A Descriptive Study: Assessing Elementary School Teachers’ Cognitive Understanding of Artificial Intelligence in Pedagogical Contexts
Keywords:
Artificial intelligence; ChatGPT; Cognitive Understanding; Elementary School Teachers; Gemini; Pedagogy.Abstract
This study investigates elementary school teachers’ cognitive understanding of artificial intelligence (AI), with a particular focus on their utilization of ChatGPT and Gemini within pedagogical settings. Employing a descriptive quantitative design, data from 60 teachers were collected through a Likert-scale questionnaire and analyzed using mean scores, percentage distributions, and categorical interpretations to obtain a comprehensive depiction of teachers’ conceptual and practical knowledge of AI. The overall results indicate a moderately high level of cognitive understanding (M = 3.78; 75.6%), with the highest competence demonstrated in AI-assisted lesson planning (80%), followed by basic conceptual knowledge of AI (77%).
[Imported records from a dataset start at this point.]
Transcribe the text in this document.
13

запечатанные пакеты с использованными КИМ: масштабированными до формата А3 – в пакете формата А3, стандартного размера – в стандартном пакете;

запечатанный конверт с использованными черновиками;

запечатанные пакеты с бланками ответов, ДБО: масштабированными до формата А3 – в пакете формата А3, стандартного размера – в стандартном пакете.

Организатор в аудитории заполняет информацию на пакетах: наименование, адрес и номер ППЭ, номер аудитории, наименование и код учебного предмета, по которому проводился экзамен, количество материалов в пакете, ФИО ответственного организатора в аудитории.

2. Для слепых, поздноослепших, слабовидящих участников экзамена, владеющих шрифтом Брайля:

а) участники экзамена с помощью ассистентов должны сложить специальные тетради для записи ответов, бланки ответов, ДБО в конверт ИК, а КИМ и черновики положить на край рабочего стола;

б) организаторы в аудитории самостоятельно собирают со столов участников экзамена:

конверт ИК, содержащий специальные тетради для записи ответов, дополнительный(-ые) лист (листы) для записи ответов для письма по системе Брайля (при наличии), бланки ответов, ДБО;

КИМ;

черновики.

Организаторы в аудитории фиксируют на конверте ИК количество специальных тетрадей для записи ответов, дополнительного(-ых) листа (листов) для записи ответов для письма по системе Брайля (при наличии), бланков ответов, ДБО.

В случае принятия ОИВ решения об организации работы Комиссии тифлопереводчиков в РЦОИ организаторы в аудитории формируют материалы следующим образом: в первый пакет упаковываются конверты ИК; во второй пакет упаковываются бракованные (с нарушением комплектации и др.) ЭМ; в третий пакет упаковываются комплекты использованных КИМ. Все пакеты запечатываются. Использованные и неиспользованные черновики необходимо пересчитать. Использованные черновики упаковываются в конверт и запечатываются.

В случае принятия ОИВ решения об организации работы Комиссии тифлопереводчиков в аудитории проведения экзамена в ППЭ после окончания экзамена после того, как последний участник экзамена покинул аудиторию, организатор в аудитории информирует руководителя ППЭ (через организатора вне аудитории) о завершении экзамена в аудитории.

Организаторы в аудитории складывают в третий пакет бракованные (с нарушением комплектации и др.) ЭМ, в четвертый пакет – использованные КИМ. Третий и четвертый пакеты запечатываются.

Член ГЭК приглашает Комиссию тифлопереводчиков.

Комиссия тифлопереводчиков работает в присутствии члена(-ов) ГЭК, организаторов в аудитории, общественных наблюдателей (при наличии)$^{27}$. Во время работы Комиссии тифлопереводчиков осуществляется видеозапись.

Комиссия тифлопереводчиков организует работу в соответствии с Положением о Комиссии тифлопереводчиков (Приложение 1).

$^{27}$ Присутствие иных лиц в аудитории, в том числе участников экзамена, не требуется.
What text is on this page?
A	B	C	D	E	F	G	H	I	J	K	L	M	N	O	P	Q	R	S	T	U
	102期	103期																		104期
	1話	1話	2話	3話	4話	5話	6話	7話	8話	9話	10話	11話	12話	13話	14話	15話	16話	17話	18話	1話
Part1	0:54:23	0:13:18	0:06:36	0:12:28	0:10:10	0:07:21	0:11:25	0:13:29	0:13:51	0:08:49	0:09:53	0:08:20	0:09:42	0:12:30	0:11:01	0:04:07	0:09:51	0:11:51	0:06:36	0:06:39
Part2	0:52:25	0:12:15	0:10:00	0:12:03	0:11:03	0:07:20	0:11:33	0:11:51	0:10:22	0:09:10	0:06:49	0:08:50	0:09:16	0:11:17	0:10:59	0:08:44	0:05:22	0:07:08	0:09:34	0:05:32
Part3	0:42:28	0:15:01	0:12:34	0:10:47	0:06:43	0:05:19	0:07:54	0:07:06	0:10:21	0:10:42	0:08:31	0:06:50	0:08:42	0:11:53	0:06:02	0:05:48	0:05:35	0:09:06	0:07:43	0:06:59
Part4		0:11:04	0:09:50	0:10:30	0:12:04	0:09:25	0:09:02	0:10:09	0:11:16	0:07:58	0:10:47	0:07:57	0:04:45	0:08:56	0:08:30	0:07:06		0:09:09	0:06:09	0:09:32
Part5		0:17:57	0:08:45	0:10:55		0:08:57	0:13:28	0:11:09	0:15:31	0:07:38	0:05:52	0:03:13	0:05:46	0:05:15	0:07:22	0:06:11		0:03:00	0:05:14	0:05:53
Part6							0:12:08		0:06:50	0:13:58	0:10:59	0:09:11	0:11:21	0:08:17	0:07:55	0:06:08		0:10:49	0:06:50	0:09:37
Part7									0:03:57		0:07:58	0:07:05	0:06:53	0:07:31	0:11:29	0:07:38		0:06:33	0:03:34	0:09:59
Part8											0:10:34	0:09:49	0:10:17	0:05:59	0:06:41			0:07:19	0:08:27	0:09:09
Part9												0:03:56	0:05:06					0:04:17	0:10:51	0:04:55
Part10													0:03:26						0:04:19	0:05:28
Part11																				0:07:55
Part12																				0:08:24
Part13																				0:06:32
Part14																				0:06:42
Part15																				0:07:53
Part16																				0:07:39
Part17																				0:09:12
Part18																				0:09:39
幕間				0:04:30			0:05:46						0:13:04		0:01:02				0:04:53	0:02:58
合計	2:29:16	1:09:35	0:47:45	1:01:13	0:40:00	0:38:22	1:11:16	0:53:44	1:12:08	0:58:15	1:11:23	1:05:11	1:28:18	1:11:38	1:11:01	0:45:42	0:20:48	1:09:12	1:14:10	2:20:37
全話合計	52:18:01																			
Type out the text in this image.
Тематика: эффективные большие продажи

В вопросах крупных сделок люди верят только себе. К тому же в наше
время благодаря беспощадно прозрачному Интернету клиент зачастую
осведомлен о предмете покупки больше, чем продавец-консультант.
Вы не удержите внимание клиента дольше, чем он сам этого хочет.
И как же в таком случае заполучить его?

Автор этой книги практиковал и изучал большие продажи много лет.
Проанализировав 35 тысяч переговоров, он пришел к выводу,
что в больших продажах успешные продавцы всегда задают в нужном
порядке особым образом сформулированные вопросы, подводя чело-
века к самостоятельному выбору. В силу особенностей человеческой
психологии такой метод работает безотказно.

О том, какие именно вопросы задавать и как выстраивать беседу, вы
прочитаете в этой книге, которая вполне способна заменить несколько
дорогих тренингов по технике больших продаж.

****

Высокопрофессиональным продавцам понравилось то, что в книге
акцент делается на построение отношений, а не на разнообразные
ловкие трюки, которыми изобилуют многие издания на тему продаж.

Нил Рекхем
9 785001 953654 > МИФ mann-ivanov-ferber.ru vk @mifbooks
Meanwhile, ethical literacy emerged as the weakest domain (70%), revealing variability in teachers’ awareness of issues such as algorithmic bias, misinformation, privacy concerns, and responsible digital practices. These findings suggest that teachers are increasingly capable of leveraging AI to support instructional design, administrative tasks, and classroom activities; however, their ethical comprehension has not yet developed proportionally to their technical adoption. This imbalance underscores the need for structured professional development programs that integrate both technical training and ethical frameworks for AI use in schools. Strengthening teachers’ AI literacy is therefore essential to ensure that AI technologies are applied safely, pedagogically aligned, and contextually relevant to students’ developmental needs. The study highlights the urgency of developing clear institutional guidelines and policy support to foster responsible and equitable AI integration within the elementary education system.